A uniform horizontal beam is attached to a vertical wall by a frictionless hinge and supported from below at an angle è = 38o by a brace that is attached to a pin. The beam has a weight of 347 N. Three additional forces keep the beam in equilibrium. The brace applies a force P to the right end of the beam that is directed upward at the angle with respect to the horizontal. The hinge applies a force to the left end of the beam that has a horizontal component H and a vertical component V. Find the magnitudes of these three forces.

Question

A uniform horizontal beam is attached to a vertical wall by a frictionless hinge and supported from below at an angle è = 38o by a brace that is attached to a pin. The beam has a weight of 347 N. Three additional forces keep the beam in equilibrium. The brace applies a force P to the right end of the beam that is directed upward at the angle with respect to the horizontal. The hinge applies a force to the left end of the beam that has a horizontal component H and a vertical component V. Find the magnitudes of these three forces.

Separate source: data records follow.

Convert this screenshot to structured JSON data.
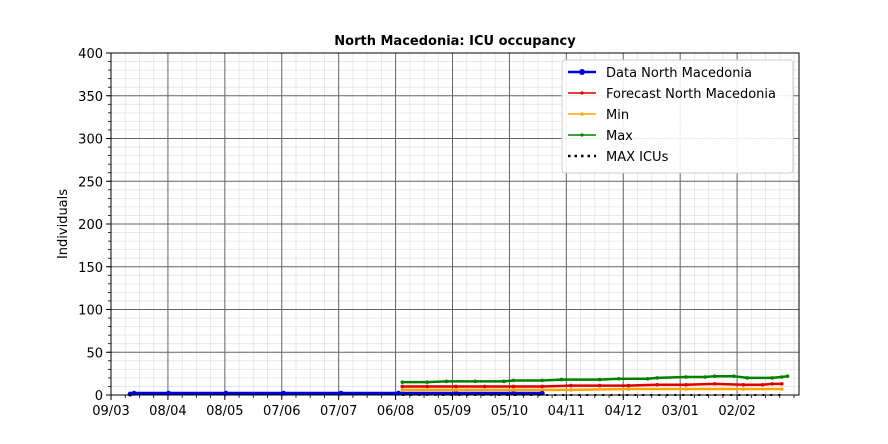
{
  "chart_data": {
    "type": "line",
    "title": "North Macedonia: ICU occupancy",
    "xlabel": "",
    "ylabel": "Individuals",
    "ylim": [
      0,
      400
    ],
    "yticks": [
      0,
      50,
      100,
      150,
      200,
      250,
      300,
      350,
      400
    ],
    "x_tick_labels": [
      "09/03",
      "08/04",
      "08/05",
      "07/06",
      "07/07",
      "06/08",
      "05/09",
      "05/10",
      "04/11",
      "04/12",
      "03/01",
      "02/02"
    ],
    "x_range_days": [
      0,
      359
    ],
    "grid": true,
    "legend_position": "top-right",
    "series": [
      {
        "name": "Data North Macedonia",
        "color": "#0000dd",
        "style": "data",
        "points": [
          [
            10,
            1
          ],
          [
            12,
            2
          ],
          [
            30,
            2
          ],
          [
            60,
            2
          ],
          [
            90,
            2
          ],
          [
            120,
            2
          ],
          [
            150,
            2
          ],
          [
            180,
            2
          ],
          [
            210,
            2
          ],
          [
            225,
            2
          ]
        ]
      },
      {
        "name": "Forecast North Macedonia",
        "color": "#dd0000",
        "style": "forecast",
        "points": [
          [
            152,
            10
          ],
          [
            165,
            10
          ],
          [
            180,
            10
          ],
          [
            195,
            10
          ],
          [
            210,
            10
          ],
          [
            225,
            10
          ],
          [
            240,
            11
          ],
          [
            255,
            11
          ],
          [
            270,
            11
          ],
          [
            285,
            12
          ],
          [
            300,
            12
          ],
          [
            315,
            13
          ],
          [
            330,
            12
          ],
          [
            340,
            12
          ],
          [
            345,
            13
          ],
          [
            350,
            13
          ]
        ]
      },
      {
        "name": "Min",
        "color": "#ffa500",
        "style": "forecast",
        "points": [
          [
            152,
            6
          ],
          [
            180,
            6
          ],
          [
            210,
            6
          ],
          [
            240,
            6
          ],
          [
            270,
            7
          ],
          [
            300,
            7
          ],
          [
            330,
            7
          ],
          [
            350,
            7
          ]
        ]
      },
      {
        "name": "Max",
        "color": "#008000",
        "style": "forecast",
        "points": [
          [
            152,
            15
          ],
          [
            165,
            15
          ],
          [
            175,
            16
          ],
          [
            190,
            16
          ],
          [
            205,
            16
          ],
          [
            210,
            17
          ],
          [
            225,
            17
          ],
          [
            235,
            18
          ],
          [
            255,
            18
          ],
          [
            265,
            19
          ],
          [
            280,
            19
          ],
          [
            285,
            20
          ],
          [
            300,
            21
          ],
          [
            310,
            21
          ],
          [
            315,
            22
          ],
          [
            325,
            22
          ],
          [
            332,
            20
          ],
          [
            345,
            20
          ],
          [
            350,
            21
          ],
          [
            353,
            22
          ]
        ]
      },
      {
        "name": "MAX ICUs",
        "color": "#000000",
        "style": "dotted",
        "points": [
          [
            152,
            0
          ],
          [
            350,
            0
          ]
        ]
      }
    ]
  }
}
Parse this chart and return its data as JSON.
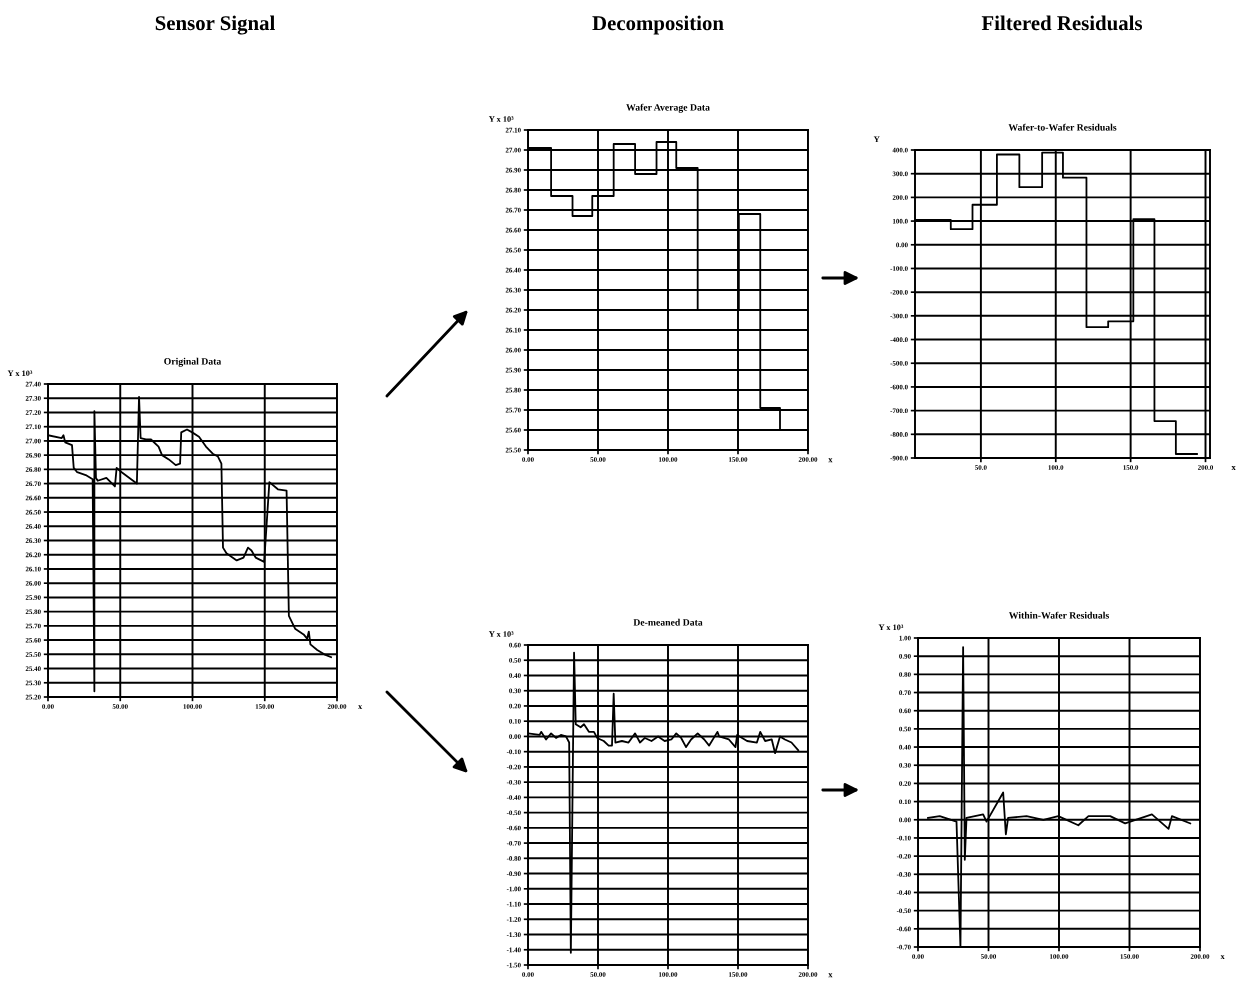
{
  "chart_data": [
    {
      "type": "line",
      "title": "Original Data",
      "annotations": [
        "Sensor Signal"
      ],
      "xlabel": "x",
      "ylabel": "Y x 10³",
      "color": "#000000",
      "grid": true,
      "x": [
        0,
        9.5,
        10.7,
        11.9,
        16.6,
        17.8,
        20.2,
        26.1,
        30.9,
        32.1,
        32.1,
        33.2,
        34.4,
        40.4,
        46.3,
        47.5,
        51,
        60.3,
        61.5,
        63.0,
        64.1,
        67.7,
        71.3,
        76.5,
        78.9,
        83.6,
        88.4,
        91.4,
        92.2,
        96.2,
        99.8,
        104.5,
        109.3,
        114,
        117.6,
        120,
        121.1,
        123.5,
        130.6,
        135.3,
        138.4,
        140.8,
        143.7,
        149.6,
        153.2,
        159.1,
        165.1,
        166.7,
        171,
        176.9,
        179.3,
        180.5,
        181.6,
        186.3,
        191.2,
        195.9
      ],
      "values": [
        27.04,
        27.02,
        27.04,
        26.99,
        26.97,
        26.81,
        26.78,
        26.76,
        26.73,
        25.24,
        27.21,
        26.74,
        26.72,
        26.74,
        26.68,
        26.81,
        26.78,
        26.71,
        26.7,
        27.31,
        27.02,
        27.01,
        27.01,
        26.96,
        26.9,
        26.87,
        26.83,
        26.84,
        27.06,
        27.08,
        27.06,
        27.03,
        26.96,
        26.91,
        26.89,
        26.84,
        26.25,
        26.21,
        26.16,
        26.18,
        26.25,
        26.23,
        26.18,
        26.15,
        26.71,
        26.66,
        26.65,
        25.77,
        25.68,
        25.64,
        25.61,
        25.66,
        25.57,
        25.53,
        25.5,
        25.48
      ],
      "xlim": [
        0,
        200
      ],
      "xticks": [
        {
          "value": 0,
          "label": "0.00"
        },
        {
          "value": 50,
          "label": "50.00"
        },
        {
          "value": 100,
          "label": "100.00"
        },
        {
          "value": 150,
          "label": "150.00"
        },
        {
          "value": 200,
          "label": "200.00"
        }
      ],
      "ylim": [
        25.2,
        27.4
      ],
      "yticks": [
        {
          "value": 27.4,
          "label": "27.40"
        },
        {
          "value": 27.3,
          "label": "27.30"
        },
        {
          "value": 27.2,
          "label": "27.20"
        },
        {
          "value": 27.1,
          "label": "27.10"
        },
        {
          "value": 27.0,
          "label": "27.00"
        },
        {
          "value": 26.9,
          "label": "26.90"
        },
        {
          "value": 26.8,
          "label": "26.80"
        },
        {
          "value": 26.7,
          "label": "26.70"
        },
        {
          "value": 26.6,
          "label": "26.60"
        },
        {
          "value": 26.5,
          "label": "26.50"
        },
        {
          "value": 26.4,
          "label": "26.40"
        },
        {
          "value": 26.3,
          "label": "26.30"
        },
        {
          "value": 26.2,
          "label": "26.20"
        },
        {
          "value": 26.1,
          "label": "26.10"
        },
        {
          "value": 26.0,
          "label": "26.00"
        },
        {
          "value": 25.9,
          "label": "25.90"
        },
        {
          "value": 25.8,
          "label": "25.80"
        },
        {
          "value": 25.7,
          "label": "25.70"
        },
        {
          "value": 25.6,
          "label": "25.60"
        },
        {
          "value": 25.5,
          "label": "25.50"
        },
        {
          "value": 25.4,
          "label": "25.40"
        },
        {
          "value": 25.3,
          "label": "25.30"
        },
        {
          "value": 25.2,
          "label": "25.20"
        }
      ]
    },
    {
      "type": "step",
      "title": "Wafer Average Data",
      "annotations": [
        "Decomposition"
      ],
      "xlabel": "x",
      "ylabel": "Y x 10³",
      "color": "#000000",
      "grid": true,
      "x": [
        1,
        16.5,
        31.8,
        45.9,
        61.2,
        76.5,
        91.8,
        105.9,
        121.2,
        150.6,
        165.9,
        180,
        194
      ],
      "values": [
        27.01,
        26.77,
        26.67,
        26.77,
        27.03,
        26.88,
        27.04,
        26.91,
        26.2,
        26.68,
        25.71,
        25.6,
        25.6
      ],
      "xlim": [
        0,
        200
      ],
      "xticks": [
        {
          "value": 0,
          "label": "0.00"
        },
        {
          "value": 50,
          "label": "50.00"
        },
        {
          "value": 100,
          "label": "100.00"
        },
        {
          "value": 150,
          "label": "150.00"
        },
        {
          "value": 200,
          "label": "200.00"
        }
      ],
      "ylim": [
        25.5,
        27.1
      ],
      "yticks": [
        {
          "value": 27.1,
          "label": "27.10"
        },
        {
          "value": 27.0,
          "label": "27.00"
        },
        {
          "value": 26.9,
          "label": "26.90"
        },
        {
          "value": 26.8,
          "label": "26.80"
        },
        {
          "value": 26.7,
          "label": "26.70"
        },
        {
          "value": 26.6,
          "label": "26.60"
        },
        {
          "value": 26.5,
          "label": "26.50"
        },
        {
          "value": 26.4,
          "label": "26.40"
        },
        {
          "value": 26.3,
          "label": "26.30"
        },
        {
          "value": 26.2,
          "label": "26.20"
        },
        {
          "value": 26.1,
          "label": "26.10"
        },
        {
          "value": 26.0,
          "label": "26.00"
        },
        {
          "value": 25.9,
          "label": "25.90"
        },
        {
          "value": 25.8,
          "label": "25.80"
        },
        {
          "value": 25.7,
          "label": "25.70"
        },
        {
          "value": 25.6,
          "label": "25.60"
        },
        {
          "value": 25.5,
          "label": "25.50"
        }
      ]
    },
    {
      "type": "step",
      "title": "Wafer-to-Wafer Residuals",
      "annotations": [
        "Filtered Residuals"
      ],
      "xlabel": "x",
      "ylabel": "Y",
      "color": "#000000",
      "grid": true,
      "x": [
        6.4,
        29.9,
        44.4,
        60.7,
        75.7,
        90.9,
        104.8,
        120.5,
        135,
        151.8,
        165.9,
        180.2,
        194.3
      ],
      "values": [
        105,
        66,
        169,
        381,
        243,
        389,
        283,
        -348,
        -323,
        108,
        -744,
        -883,
        -883
      ],
      "xlim": [
        6,
        203
      ],
      "xticks": [
        {
          "value": 50,
          "label": "50.0"
        },
        {
          "value": 100,
          "label": "100.0"
        },
        {
          "value": 150,
          "label": "150.0"
        },
        {
          "value": 200,
          "label": "200.0"
        }
      ],
      "ylim": [
        -900,
        400
      ],
      "yticks": [
        {
          "value": 400,
          "label": "400.0"
        },
        {
          "value": 300,
          "label": "300.0"
        },
        {
          "value": 200,
          "label": "200.0"
        },
        {
          "value": 100,
          "label": "100.0"
        },
        {
          "value": 0,
          "label": "0.00"
        },
        {
          "value": -100,
          "label": "-100.0"
        },
        {
          "value": -200,
          "label": "-200.0"
        },
        {
          "value": -300,
          "label": "-300.0"
        },
        {
          "value": -400,
          "label": "-400.0"
        },
        {
          "value": -500,
          "label": "-500.0"
        },
        {
          "value": -600,
          "label": "-600.0"
        },
        {
          "value": -700,
          "label": "-700.0"
        },
        {
          "value": -800,
          "label": "-800.0"
        },
        {
          "value": -900,
          "label": "-900.0"
        }
      ]
    },
    {
      "type": "line",
      "title": "De-meaned Data",
      "xlabel": "x",
      "ylabel": "Y x 10³",
      "color": "#000000",
      "grid": true,
      "x": [
        0,
        8.3,
        9.4,
        12.9,
        16.5,
        20,
        23.5,
        27.1,
        29.4,
        30.6,
        32.9,
        34.1,
        37.6,
        40,
        43.5,
        47.1,
        49.4,
        54.1,
        57.6,
        60,
        61.2,
        62.4,
        67.1,
        71.8,
        76.5,
        80,
        83.5,
        88.2,
        92.9,
        97.6,
        102.4,
        105.9,
        109.4,
        112.9,
        116.5,
        121.2,
        125.9,
        129.4,
        135.3,
        136.5,
        140,
        143.5,
        148.2,
        149.4,
        156.5,
        163.5,
        165.9,
        169.4,
        174.1,
        176.5,
        180,
        183.5,
        188.2,
        193
      ],
      "values": [
        0.02,
        0.01,
        0.03,
        -0.02,
        0.02,
        -0.01,
        0.01,
        0.0,
        -0.04,
        -1.42,
        0.55,
        0.08,
        0.06,
        0.08,
        0.03,
        0.03,
        -0.01,
        -0.03,
        -0.06,
        -0.06,
        0.28,
        -0.04,
        -0.03,
        -0.04,
        0.02,
        -0.04,
        -0.01,
        -0.03,
        0.0,
        -0.03,
        -0.02,
        0.02,
        -0.01,
        -0.07,
        -0.02,
        0.02,
        -0.02,
        -0.06,
        0.03,
        0.0,
        -0.01,
        -0.02,
        -0.07,
        0.01,
        -0.03,
        -0.04,
        0.03,
        -0.03,
        -0.02,
        -0.11,
        0.0,
        -0.02,
        -0.04,
        -0.09
      ],
      "xlim": [
        0,
        200
      ],
      "xticks": [
        {
          "value": 0,
          "label": "0.00"
        },
        {
          "value": 50,
          "label": "50.00"
        },
        {
          "value": 100,
          "label": "100.00"
        },
        {
          "value": 150,
          "label": "150.00"
        },
        {
          "value": 200,
          "label": "200.00"
        }
      ],
      "ylim": [
        -1.5,
        0.6
      ],
      "yticks": [
        {
          "value": 0.6,
          "label": "0.60"
        },
        {
          "value": 0.5,
          "label": "0.50"
        },
        {
          "value": 0.4,
          "label": "0.40"
        },
        {
          "value": 0.3,
          "label": "0.30"
        },
        {
          "value": 0.2,
          "label": "0.20"
        },
        {
          "value": 0.1,
          "label": "0.10"
        },
        {
          "value": 0,
          "label": "0.00"
        },
        {
          "value": -0.1,
          "label": "-0.10"
        },
        {
          "value": -0.2,
          "label": "-0.20"
        },
        {
          "value": -0.3,
          "label": "-0.30"
        },
        {
          "value": -0.4,
          "label": "-0.40"
        },
        {
          "value": -0.5,
          "label": "-0.50"
        },
        {
          "value": -0.6,
          "label": "-0.60"
        },
        {
          "value": -0.7,
          "label": "-0.70"
        },
        {
          "value": -0.8,
          "label": "-0.80"
        },
        {
          "value": -0.9,
          "label": "-0.90"
        },
        {
          "value": -1.0,
          "label": "-1.00"
        },
        {
          "value": -1.1,
          "label": "-1.10"
        },
        {
          "value": -1.2,
          "label": "-1.20"
        },
        {
          "value": -1.3,
          "label": "-1.30"
        },
        {
          "value": -1.4,
          "label": "-1.40"
        },
        {
          "value": -1.5,
          "label": "-1.50"
        }
      ]
    },
    {
      "type": "line",
      "title": "Within-Wafer Residuals",
      "xlabel": "x",
      "ylabel": "Y x 10³",
      "color": "#000000",
      "grid": true,
      "x": [
        7.1,
        15.4,
        27.3,
        30.1,
        32,
        33.2,
        34.4,
        46.2,
        48.6,
        60.4,
        62.3,
        63.9,
        77,
        88.9,
        99.5,
        113.7,
        120.9,
        136.3,
        146.9,
        165.9,
        177.7,
        180.1,
        193.1
      ],
      "values": [
        0.01,
        0.02,
        -0.01,
        -0.7,
        0.95,
        -0.22,
        0.01,
        0.03,
        -0.01,
        0.15,
        -0.08,
        0.01,
        0.02,
        0.0,
        0.02,
        -0.03,
        0.02,
        0.02,
        -0.02,
        0.03,
        -0.05,
        0.02,
        -0.02
      ],
      "xlim": [
        0,
        200
      ],
      "xticks": [
        {
          "value": 0,
          "label": "0.00"
        },
        {
          "value": 50,
          "label": "50.00"
        },
        {
          "value": 100,
          "label": "100.00"
        },
        {
          "value": 150,
          "label": "150.00"
        },
        {
          "value": 200,
          "label": "200.00"
        }
      ],
      "ylim": [
        -0.7,
        1.0
      ],
      "yticks": [
        {
          "value": 1.0,
          "label": "1.00"
        },
        {
          "value": 0.9,
          "label": "0.90"
        },
        {
          "value": 0.8,
          "label": "0.80"
        },
        {
          "value": 0.7,
          "label": "0.70"
        },
        {
          "value": 0.6,
          "label": "0.60"
        },
        {
          "value": 0.5,
          "label": "0.50"
        },
        {
          "value": 0.4,
          "label": "0.40"
        },
        {
          "value": 0.3,
          "label": "0.30"
        },
        {
          "value": 0.2,
          "label": "0.20"
        },
        {
          "value": 0.1,
          "label": "0.10"
        },
        {
          "value": 0,
          "label": "0.00"
        },
        {
          "value": -0.1,
          "label": "-0.10"
        },
        {
          "value": -0.2,
          "label": "-0.20"
        },
        {
          "value": -0.3,
          "label": "-0.30"
        },
        {
          "value": -0.4,
          "label": "-0.40"
        },
        {
          "value": -0.5,
          "label": "-0.50"
        },
        {
          "value": -0.6,
          "label": "-0.60"
        },
        {
          "value": -0.7,
          "label": "-0.70"
        }
      ]
    }
  ]
}
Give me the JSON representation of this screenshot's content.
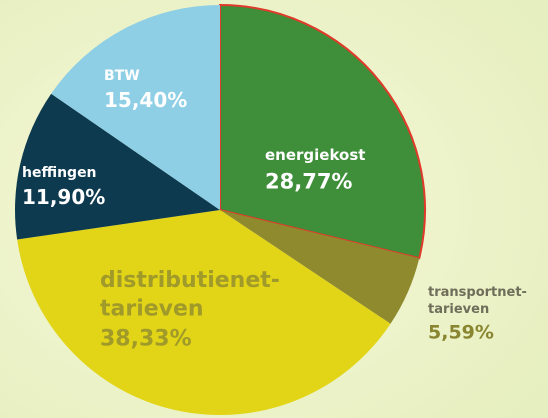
{
  "chart_data": {
    "type": "pie",
    "categories": [
      "energiekost",
      "transportnet-tarieven",
      "distributienet-tarieven",
      "heffingen",
      "BTW"
    ],
    "values": [
      28.77,
      5.59,
      38.33,
      11.9,
      15.4
    ],
    "value_labels": [
      "28,77%",
      "5,59%",
      "38,33%",
      "11,90%",
      "15,40%"
    ],
    "colors": [
      "#3f8f3a",
      "#8f8a2e",
      "#e2d416",
      "#0d3a4f",
      "#8ecfe6"
    ]
  }
}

For P I did 1/2 (347) = 173.5 and for v I did cos38(347). Did I start this off correctly?

Answer 1

You can find the solution at your previuos post

Answer 2

To find the magnitudes of the forces, we need to analyze the forces acting on the beam in equilibrium. Let's break down the forces and solve for each component.

1. Weight of the beam (W):
The weight of the beam is given as 347 N, acting vertically downward. This force can be represented as:
W = 347 N downward

2. Force applied by the brace (P):
You correctly used the concept of the triangle of forces. According to the problem statement, P is directed upward at an angle with respect to the horizontal. To determine the magnitude of P, you can use trigonometry. The force P can be decomposed into horizontal and vertical components as follows:
P_horizontal = P * cos(θ)
P_vertical = P * sin(θ)

3. Force applied by the hinge (F):
The hinge applies a force to the left end of the beam, which has a horizontal component (H) and a vertical component (V). Since the hinge is frictionless, there is no horizontal force applied in this case. Therefore, only the vertical component is relevant to the equilibrium of forces.

Based on the problem statement, the vertical component of the hinge force should balance the weight of the beam since the beam is in equilibrium.

Here are the calculations:

P_horizontal = P * cos(θ) (correct)
P_vertical = P * sin(θ)

To find P and V, we can set up equations using the equilibrium condition:

Sum of vertical forces = 0:
P_vertical + V - W = 0

Substituting the given values:

P * sin(θ) + V - 347 N = 0

To find V, we need to use the value of θ given in the problem statement.

To calculate P, you made an error. Instead of halving the weight, let's solve the equation for P:

P = (347 N - V) / sin(θ)

Substituting the known values:

P = (347 N - V) / sin(38°)

Now, we have two equations:
P = (347 N - V) / sin(38°)
P_vertical + V = 347 N

From here, you can solve these equations simultaneously to find the values of P and V.